El orden de la convivencia, quebrado tras la Segunda Guerra Mundial –así lo constató Pío XII–, sólo podría recuperarse gracias a la edificación de relaciones jurídico-políticas justas con el hombre, su dignidad y su vocación trascendente. Esta tarea ya no tenía que ver sólo con el ordenamiento interno de los Estados, sino con el orden internacional. Las diferencias entre los pueblos no se resolverían por la lógica de las armas, sino del diálogo, la negociación, el acuerdo y los tratados de obligado cumplimiento. Y no sólo por razones de necesidad, derivadas del potencial destructor de las armas atómicas y químicas, sino por la convicción cristiana profunda de que «la comunidad de origen, de redención cristiana y de fin sobrenatural que vincula mutuamente a todos los hombres» prohíbe que se lesione la libertad, la dignidad y la seguridad de ningún pueblo. Se hacía urgente institucionalizar las relaciones internacionales, someterlas a la ley moral, al Derecho de gentes y al Derecho internacional.
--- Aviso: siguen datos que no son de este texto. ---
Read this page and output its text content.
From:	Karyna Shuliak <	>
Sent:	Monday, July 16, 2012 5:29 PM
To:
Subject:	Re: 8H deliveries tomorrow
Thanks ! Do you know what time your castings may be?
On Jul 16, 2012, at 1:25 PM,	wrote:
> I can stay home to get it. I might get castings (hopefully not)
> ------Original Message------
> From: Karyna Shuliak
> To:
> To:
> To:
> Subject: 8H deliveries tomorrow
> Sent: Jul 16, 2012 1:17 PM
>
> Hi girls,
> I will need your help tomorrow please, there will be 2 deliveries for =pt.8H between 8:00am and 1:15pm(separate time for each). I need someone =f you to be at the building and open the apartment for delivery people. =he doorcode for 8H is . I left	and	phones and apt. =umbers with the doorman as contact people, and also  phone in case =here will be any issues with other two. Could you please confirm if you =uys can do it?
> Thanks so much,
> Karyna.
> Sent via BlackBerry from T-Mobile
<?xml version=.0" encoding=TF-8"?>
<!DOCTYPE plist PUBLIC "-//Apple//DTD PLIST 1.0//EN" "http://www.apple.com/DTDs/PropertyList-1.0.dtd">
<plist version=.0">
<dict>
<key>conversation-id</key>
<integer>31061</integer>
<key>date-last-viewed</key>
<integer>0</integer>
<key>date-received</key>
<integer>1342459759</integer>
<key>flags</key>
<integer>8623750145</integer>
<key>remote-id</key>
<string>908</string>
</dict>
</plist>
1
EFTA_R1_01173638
Por la fuerza de los hechos, Juan Pablo II se vio llamado por la Historia a profundizar en la doctrina de Pacem in terris y Gaudium et spes. El reto al que se enfrentó fue, y sigue siendo, justificar que en la correlación entre fuerza, Derecho y valores, el orden internacional no puede someterse a la lógica del derecho a la fuerza o imperio del más fuerte. El Derecho internacional, escribió Juan Pablo II en su Discurso al cuerpo diplomático, del 12 de enero de 1991, no es una prolongación de la soberanía interna, como tampoco un marco para la protección de los intereses de los Estados. La agresión de Irak contra Kuwait en agosto de 1990 pudo hacer creer a algunos que la guerra es el modo natural y exclusivo de reparar el derecho violado. Y, sin embargo, como el Papa recordó, han sido los propios Estados los que se han dotado de reglas universales de convivencia para evitar la ley de la jungla en un mundo en el que las acciones militares, con armas de efectos cada vez más devastadores, comprometen la supervivencia de las poblaciones y también del planeta.
Proteger a los más débiles
En el caso de recurrir a la fuerza por una causa justa, ¿dónde queda la proporcionalidad? ¿Cómo se garantiza la protección de los más débiles? ¿Quién fiscaliza la arbitrariedad del más fuerte? ¿Quién evita la mundialización del conflicto? 13 años más tarde, ante la Segunda Guerra del Golfo, la Santa Sede negó la legitimidad de la guerra preventiva y, una vez más, el Magisterio, sin negar el derecho de legítima defensa, fue taxativo: «La guerra nunca es un medio como cualquier otro, al que se puede recurrir para solventar disputas entre naciones. Como recuerda la Carta de la Organización de las Naciones Unidas y el Derecho internacional, no puede adoptarse, aunque se trate de asegurar el bien común, si no es en casos extremos y bajo condiciones muy estrictas, sin descuidar las consecuencias para la población civil, durante y después de las operaciones» (Discurso al cuerpo diplomático, 13 de enero de 2003).
De nuevo, Oriente Medio
Han pasado diez años y Oriente Medio se convierte, una vez más, en el posible objetivo de una intervención militar. Después de la guerra en Libia y de la condena sin paliativos lanzada por Benedicto XVI contra las atrocidades en Siria, es el Papa Francisco quien asume la misión pastoral y doctrinal de lanzar el grito doliente de la Iglesia. En una ofensiva sin cuartel, el Papa ha recurrido a la diplomacia, la oración, el ayuno y la palabra para situar la verdad cristiana en el justo centro del juicio sobre una posible intervención militar. El desarme de las conciencias, la apertura a la verdad del otro y a la verdad de la Cruz de Cristo, así como la mirada fija en los desastres vividos en Siria deberían conducir necesariamente a optar radicalmente por la paz y a materializar esta opción en forma de asistencia humanitaria, negociaciones y encuentros multilaterales.
No hay marcha atrás en el planteamiento doctrinal que, desde Benedicto XV hasta nuestros días, ha condenado la guerra como violación del orden de la creación que Dios ha dispuesto para todos los hombres y todos los pueblos. La guerra es un atentado contra el hombre y contra Dios. ¿No es esto lo que el Papa Francisco nos recordó en la pasada Vigilia de oración? Ésta es la convicción de un cristiano, cuyas consecuencias son claras y manifiestas: elegir el bien y renunciar a las seducciones del mal. Así de radical es la doctrina de la Iglesia sobre la paz en el orden de la convivencia y, por eso, así de contundente es la condena de la guerra.